DAUB Recommendation “Low-Conflict Contract for Underground Construction” Published
The construction of underground infrastructure projects is a complex and lengthy matter. Conflicts between the contracting parties often arise during the planning and especially during the execution phase. These conflicts emerge due to necessary replanning as a result of technical challenges recognized only in late planning phases, changed political specifications, changes in regulations or due to public protests and additional environmental requirements. If no adequate provisions for such unforeseeable developments have been made in the concluded construction contracts, such conflicts usually cause time and economic losses for all parties involved.
Efficient Project Implementation Through Conflict Avoidance
Conflict avoidance, on the other hand, leads to more efficient project implementation, better adherence to schedules, greater planning reliability, cost stability and thus significantly increased satisfaction for everyone – those responsible for schedules and contracts as well as employees.
For that reason, the German Tunnelling Committee (DAUB) has now drawn up a recommendation for the design of low-conflict construction contracts, which has been available for download on the DAUB homepage since April 2020 (www.daub-ita.de).
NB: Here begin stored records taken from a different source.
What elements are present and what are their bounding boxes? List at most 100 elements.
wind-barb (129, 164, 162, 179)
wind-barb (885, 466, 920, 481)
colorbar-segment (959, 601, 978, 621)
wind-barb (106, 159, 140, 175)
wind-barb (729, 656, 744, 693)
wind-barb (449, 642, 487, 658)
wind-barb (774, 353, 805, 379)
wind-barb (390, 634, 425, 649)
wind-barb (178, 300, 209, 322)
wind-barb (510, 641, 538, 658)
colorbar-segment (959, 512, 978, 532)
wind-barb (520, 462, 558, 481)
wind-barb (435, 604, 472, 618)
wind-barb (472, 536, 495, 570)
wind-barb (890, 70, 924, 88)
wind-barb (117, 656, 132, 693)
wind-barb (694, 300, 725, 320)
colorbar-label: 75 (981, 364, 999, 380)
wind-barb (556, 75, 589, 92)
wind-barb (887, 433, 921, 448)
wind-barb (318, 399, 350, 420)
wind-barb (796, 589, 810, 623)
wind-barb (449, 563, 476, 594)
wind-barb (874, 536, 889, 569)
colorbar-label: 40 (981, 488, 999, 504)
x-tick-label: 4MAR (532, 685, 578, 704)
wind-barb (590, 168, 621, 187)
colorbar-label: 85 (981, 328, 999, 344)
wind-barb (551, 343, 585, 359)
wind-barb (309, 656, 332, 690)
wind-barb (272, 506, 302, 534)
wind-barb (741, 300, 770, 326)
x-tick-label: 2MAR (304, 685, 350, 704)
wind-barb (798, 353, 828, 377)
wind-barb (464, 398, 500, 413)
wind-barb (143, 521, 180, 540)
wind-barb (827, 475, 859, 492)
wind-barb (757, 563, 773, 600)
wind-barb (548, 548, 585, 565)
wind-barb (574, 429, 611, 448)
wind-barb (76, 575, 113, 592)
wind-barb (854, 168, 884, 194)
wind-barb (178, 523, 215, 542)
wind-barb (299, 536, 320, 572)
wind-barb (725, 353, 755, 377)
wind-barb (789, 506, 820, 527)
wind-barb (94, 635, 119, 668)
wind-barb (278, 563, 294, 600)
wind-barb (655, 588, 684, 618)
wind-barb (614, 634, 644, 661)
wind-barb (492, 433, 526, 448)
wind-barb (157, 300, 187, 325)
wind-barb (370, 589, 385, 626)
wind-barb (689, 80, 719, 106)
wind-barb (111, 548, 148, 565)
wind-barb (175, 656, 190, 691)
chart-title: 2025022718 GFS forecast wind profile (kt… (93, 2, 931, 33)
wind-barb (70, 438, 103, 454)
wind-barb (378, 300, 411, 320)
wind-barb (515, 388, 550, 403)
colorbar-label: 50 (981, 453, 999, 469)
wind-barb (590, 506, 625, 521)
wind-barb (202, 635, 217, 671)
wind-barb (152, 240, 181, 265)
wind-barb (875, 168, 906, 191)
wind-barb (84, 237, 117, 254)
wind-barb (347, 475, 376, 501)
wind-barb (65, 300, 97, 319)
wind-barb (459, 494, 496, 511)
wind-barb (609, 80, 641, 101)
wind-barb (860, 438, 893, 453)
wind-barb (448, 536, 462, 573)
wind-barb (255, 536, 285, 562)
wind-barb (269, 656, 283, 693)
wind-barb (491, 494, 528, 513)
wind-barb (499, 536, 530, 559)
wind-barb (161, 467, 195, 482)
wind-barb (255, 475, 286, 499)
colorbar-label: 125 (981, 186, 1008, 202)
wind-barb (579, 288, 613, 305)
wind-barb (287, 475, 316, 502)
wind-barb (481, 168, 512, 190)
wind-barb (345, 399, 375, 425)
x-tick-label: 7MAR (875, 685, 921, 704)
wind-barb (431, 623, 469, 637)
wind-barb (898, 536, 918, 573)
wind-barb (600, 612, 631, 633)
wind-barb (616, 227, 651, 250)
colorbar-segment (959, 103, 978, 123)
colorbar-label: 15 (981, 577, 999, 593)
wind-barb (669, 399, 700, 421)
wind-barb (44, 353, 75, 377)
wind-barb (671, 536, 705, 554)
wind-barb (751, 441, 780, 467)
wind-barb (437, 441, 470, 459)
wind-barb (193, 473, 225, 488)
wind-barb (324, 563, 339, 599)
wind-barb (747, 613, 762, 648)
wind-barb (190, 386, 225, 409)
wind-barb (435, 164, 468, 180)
This recommendation is significant because all parties involved in underground construction are represented in DAUB. The 30 members of DAUB are equally elected experts from public authorities and public clients as well as from science, planning and the construction industry. The path to a joint recommendation was correspondingly difficult: for a good 10 years, the working group, which met in different configurations, has been discussing the wording of the recommendation intensively.
Solutions in Line With the Common Project Objective
The recommendation now available takes into account the interests of all groups and is intended to support the development towards new contractual models and forms of cooperation that has recently become increasingly apparent in construction projects. The DAUB is convinced that in this publication important principles for the creation of a contract with as little conflict as possible have been taken into account in an appropriate way, without, for example, interfering with the sovereign decision-making rights of the clients.
However, the DAUB cannot and should not dictate in which form the recommendation is implemented. It will be decisive for the success of this recommendation that the attitude of the parties involved will develop away from a partisan point of view (client, contractor, service provider) towards conflict solutions based on partnership in the sense of the common project goal. And the basic ideas of this recommendation can also be implemented immediately in ongoing projects.